The seventh-generation Kentuckian spent four tours, two on land and two on sea, with the Navy, Marine Corps and Coast Guard in the Middle East and Asia.
“I’m old enough to be a Vietnam veteran but I served with people a whole lot younger than I am now,” Brown said during Winchester’s community Veterans Day program Saturday at College Park Gymnasium.
“The role of the chaplain … in combat is the same as at home,” he said. “What we’d do at home, we’d do in a different context.”
A Catholic priest, Brown said he officiated services, baptized several soldiers and sailors, and provided Catholic instruction.
“I mentioned being a listening ear,” he said. “I mentioned being a counselor, an advisor to young people in very difficult moments. The decisions they have to make, the demands on their moral conscience … are something they need a chaplain for.”
During one tour in 2005, Brown said a convoy hit an IED. Three soldiers were killed, but two survived. Brown went to the medical aid station to check on the survivors as well as the medical teams and injured civilians.
“I never forget the doctor saying, ‘Chaplain, make sure you see those corpsmen. They saved these guys’ lives,” Brown said.
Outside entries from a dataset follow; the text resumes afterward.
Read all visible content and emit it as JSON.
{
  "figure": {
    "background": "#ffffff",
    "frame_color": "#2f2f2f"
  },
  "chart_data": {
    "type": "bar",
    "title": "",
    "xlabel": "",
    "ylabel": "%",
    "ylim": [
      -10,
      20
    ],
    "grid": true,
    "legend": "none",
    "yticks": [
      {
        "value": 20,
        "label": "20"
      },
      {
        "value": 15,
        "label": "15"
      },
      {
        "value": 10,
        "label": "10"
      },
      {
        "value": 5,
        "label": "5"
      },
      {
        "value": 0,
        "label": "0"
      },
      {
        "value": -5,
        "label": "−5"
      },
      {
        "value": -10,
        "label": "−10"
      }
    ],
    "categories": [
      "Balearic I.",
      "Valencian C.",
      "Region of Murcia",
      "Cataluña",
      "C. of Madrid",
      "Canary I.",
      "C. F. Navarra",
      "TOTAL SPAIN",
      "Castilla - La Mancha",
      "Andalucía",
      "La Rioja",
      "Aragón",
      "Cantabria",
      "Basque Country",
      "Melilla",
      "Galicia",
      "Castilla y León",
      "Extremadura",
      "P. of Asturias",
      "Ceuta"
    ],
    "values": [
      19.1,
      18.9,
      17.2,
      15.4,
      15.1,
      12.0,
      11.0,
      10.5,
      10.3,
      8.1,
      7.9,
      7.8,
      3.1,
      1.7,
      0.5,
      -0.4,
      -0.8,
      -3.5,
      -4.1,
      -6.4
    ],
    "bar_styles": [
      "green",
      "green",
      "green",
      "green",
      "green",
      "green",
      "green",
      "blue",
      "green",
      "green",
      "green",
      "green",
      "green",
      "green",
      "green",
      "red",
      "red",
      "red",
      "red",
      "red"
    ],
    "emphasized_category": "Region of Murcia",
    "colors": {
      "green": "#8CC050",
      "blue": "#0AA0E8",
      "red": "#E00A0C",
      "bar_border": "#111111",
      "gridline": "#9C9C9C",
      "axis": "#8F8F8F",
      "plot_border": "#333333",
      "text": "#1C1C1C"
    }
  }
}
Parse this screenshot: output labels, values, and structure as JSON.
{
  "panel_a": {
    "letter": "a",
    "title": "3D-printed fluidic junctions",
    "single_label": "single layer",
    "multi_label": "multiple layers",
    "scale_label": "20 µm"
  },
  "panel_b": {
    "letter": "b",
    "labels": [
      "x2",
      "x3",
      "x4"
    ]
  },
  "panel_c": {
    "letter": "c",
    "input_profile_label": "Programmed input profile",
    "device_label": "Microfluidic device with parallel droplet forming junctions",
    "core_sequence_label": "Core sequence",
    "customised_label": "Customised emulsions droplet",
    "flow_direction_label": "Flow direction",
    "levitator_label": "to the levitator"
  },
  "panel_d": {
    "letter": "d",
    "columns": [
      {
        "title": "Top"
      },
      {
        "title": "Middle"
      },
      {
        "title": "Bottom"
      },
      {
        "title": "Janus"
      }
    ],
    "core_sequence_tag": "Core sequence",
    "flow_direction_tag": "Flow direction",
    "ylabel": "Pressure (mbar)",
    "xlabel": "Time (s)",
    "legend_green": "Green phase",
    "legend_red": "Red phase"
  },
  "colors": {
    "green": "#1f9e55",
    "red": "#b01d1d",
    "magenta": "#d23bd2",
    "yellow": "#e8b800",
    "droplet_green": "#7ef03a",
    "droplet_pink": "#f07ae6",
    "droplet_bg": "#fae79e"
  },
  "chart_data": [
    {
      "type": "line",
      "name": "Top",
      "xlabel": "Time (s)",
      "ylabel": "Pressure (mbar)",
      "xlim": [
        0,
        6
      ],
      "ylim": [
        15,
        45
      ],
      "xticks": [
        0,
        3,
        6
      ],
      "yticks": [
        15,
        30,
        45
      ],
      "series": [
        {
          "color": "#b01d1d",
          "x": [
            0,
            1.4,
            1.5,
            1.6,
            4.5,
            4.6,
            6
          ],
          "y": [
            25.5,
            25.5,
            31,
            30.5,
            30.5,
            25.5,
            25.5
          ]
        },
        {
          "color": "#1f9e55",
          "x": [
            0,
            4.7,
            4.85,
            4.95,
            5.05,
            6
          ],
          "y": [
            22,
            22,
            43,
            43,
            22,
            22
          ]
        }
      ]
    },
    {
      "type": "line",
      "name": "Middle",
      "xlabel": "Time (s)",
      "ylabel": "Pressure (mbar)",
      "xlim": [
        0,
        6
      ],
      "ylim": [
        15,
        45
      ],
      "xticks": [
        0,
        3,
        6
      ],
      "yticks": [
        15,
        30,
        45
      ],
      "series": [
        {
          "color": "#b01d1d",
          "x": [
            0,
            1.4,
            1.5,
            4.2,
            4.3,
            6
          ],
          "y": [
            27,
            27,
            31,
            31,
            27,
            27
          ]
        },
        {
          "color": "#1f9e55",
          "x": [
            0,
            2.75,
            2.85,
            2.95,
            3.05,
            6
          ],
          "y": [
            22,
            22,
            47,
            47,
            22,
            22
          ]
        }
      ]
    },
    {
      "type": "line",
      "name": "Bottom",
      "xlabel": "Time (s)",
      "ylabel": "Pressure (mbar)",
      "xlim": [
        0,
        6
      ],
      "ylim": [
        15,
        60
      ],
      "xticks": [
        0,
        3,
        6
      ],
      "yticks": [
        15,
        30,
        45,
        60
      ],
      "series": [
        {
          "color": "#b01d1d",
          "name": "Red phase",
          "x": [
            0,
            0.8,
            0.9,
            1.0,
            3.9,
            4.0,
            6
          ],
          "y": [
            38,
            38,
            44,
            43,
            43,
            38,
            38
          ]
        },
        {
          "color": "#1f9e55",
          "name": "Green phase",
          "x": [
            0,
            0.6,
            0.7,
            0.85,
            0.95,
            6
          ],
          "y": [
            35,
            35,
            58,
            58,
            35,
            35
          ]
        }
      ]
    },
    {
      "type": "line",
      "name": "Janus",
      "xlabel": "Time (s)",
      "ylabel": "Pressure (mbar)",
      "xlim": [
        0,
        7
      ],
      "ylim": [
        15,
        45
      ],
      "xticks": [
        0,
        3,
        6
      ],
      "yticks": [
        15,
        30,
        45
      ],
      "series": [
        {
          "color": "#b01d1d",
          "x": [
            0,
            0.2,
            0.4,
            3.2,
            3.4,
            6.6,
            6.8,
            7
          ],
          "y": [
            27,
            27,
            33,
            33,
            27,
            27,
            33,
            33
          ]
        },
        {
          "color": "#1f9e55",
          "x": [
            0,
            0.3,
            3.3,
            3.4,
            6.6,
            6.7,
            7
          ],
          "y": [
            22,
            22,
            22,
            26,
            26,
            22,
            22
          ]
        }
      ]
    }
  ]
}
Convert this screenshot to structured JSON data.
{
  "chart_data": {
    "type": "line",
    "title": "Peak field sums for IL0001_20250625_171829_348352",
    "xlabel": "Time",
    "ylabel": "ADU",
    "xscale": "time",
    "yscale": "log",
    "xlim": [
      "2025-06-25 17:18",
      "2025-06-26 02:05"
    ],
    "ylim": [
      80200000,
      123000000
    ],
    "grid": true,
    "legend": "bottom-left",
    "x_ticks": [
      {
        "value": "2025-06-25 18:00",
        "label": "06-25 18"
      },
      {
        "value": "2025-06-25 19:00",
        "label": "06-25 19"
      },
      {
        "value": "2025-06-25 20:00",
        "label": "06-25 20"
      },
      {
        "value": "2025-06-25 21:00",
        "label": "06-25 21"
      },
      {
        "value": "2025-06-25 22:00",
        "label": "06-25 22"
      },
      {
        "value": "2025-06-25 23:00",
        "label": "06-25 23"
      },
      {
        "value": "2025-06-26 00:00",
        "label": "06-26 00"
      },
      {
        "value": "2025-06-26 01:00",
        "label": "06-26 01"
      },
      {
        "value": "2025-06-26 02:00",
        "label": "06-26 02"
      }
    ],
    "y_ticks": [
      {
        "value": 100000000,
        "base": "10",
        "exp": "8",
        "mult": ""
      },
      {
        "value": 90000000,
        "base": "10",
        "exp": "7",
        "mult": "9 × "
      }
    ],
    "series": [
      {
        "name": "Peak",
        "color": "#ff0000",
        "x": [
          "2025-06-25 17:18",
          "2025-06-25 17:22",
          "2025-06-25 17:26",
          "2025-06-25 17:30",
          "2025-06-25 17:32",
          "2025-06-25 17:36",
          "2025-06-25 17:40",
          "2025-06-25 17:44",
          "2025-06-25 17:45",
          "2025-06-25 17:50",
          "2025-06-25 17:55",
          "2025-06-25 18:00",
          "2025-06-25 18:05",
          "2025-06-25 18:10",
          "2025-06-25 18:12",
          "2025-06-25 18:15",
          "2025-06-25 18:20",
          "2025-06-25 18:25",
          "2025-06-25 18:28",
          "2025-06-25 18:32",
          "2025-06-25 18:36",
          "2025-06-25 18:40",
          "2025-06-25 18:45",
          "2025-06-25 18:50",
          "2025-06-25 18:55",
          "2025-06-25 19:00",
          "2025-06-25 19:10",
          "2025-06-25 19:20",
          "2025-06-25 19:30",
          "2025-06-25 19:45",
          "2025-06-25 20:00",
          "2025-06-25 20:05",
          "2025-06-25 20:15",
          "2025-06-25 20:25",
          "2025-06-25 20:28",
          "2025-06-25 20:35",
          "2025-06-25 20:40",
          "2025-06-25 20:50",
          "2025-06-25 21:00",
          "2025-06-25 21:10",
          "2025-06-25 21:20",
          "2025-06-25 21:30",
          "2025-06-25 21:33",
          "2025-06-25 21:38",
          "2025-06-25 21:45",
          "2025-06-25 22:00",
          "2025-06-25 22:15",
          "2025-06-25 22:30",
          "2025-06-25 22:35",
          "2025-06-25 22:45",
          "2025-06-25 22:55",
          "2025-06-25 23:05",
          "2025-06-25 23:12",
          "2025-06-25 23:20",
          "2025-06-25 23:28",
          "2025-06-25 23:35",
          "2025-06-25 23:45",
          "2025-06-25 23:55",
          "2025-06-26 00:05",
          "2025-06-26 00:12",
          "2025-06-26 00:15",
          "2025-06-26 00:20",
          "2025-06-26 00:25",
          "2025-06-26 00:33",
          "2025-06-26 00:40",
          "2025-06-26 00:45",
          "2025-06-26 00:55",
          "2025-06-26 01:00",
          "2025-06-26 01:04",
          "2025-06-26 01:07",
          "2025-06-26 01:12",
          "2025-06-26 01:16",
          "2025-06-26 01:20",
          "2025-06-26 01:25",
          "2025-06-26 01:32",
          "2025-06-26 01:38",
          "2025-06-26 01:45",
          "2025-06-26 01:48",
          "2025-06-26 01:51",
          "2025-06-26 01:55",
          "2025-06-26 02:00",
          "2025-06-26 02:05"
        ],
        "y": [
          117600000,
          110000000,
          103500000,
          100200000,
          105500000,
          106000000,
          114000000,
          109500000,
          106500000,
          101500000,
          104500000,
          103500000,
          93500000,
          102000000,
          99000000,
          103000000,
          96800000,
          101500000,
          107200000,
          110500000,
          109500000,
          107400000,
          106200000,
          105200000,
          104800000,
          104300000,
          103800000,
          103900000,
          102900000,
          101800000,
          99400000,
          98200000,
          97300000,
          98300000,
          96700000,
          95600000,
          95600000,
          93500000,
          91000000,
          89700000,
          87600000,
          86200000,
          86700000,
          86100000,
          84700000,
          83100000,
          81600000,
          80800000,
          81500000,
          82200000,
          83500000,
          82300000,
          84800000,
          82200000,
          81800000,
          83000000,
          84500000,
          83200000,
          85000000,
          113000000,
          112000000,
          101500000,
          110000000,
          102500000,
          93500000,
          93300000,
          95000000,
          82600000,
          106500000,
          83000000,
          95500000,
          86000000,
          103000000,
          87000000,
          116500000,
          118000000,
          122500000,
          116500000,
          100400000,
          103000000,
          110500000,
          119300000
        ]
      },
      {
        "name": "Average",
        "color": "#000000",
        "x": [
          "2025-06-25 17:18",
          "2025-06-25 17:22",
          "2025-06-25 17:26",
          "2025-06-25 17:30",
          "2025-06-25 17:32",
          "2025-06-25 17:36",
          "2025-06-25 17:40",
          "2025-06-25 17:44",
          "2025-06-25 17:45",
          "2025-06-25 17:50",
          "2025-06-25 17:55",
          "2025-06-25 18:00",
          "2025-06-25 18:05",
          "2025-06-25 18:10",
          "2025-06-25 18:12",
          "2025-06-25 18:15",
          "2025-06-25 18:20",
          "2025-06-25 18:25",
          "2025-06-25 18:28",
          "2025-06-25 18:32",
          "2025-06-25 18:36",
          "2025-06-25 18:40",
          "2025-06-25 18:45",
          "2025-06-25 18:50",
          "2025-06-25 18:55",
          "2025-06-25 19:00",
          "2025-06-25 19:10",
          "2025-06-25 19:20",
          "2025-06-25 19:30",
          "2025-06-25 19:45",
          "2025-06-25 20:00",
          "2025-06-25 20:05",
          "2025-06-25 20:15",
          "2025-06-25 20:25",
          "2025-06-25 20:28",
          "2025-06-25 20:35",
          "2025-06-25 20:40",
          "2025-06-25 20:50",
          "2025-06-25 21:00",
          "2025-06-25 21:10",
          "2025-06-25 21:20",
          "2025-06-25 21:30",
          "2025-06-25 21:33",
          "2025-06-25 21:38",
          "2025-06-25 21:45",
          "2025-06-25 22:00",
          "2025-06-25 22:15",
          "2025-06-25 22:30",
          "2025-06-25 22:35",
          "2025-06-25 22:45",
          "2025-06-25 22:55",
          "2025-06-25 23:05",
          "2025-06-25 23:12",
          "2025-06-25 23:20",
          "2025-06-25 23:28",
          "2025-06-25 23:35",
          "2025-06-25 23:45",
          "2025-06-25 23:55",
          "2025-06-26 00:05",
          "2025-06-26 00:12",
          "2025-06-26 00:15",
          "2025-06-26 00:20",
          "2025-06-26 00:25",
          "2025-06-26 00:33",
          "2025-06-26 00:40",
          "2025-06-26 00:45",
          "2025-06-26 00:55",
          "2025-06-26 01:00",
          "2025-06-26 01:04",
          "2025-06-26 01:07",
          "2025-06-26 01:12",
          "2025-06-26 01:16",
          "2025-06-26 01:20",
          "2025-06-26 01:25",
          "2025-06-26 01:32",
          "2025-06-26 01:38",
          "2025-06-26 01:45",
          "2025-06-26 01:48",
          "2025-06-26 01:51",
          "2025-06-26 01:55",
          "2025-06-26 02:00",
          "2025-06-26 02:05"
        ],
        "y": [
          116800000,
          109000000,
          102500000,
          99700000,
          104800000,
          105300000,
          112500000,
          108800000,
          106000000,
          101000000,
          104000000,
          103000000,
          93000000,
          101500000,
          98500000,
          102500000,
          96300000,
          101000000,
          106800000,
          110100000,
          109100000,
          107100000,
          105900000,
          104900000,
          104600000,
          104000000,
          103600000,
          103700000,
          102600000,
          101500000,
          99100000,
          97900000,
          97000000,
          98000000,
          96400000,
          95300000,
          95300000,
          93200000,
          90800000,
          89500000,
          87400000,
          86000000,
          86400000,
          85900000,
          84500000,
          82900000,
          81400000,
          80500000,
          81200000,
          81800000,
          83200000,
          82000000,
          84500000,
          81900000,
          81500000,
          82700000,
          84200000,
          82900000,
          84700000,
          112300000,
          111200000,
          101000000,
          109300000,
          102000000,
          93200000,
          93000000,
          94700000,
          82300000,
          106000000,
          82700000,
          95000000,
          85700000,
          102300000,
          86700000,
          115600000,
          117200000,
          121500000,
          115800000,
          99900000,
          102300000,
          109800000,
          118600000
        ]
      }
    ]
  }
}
Then the soldiers’ platoon commander, a Marine lieutenant, entered in a rage.
“He says, ‘What are you doing treating these people? They’re the ones that killed my guys,” said Brown who was a commander at that point. “I grabbed him by the shoulder and said, “Lieutenant, come with me and that is an order. I told him we have to go take care of the other guys.”
But there was more.
“Sometimes our role got a little blurred,” he said.
Sometimes that meant manning the radio when the convoy he was riding in was stopped for a suspected IED (improvised explosive device). Sometimes it meant qualifying in weapon training, though chaplains do not participate in combat. Sometimes it’s intervening in situations before they escalate further.
Mainly, he said it was looking after young people, most younger than 30, in brutal situations and be the person to support and encourage them.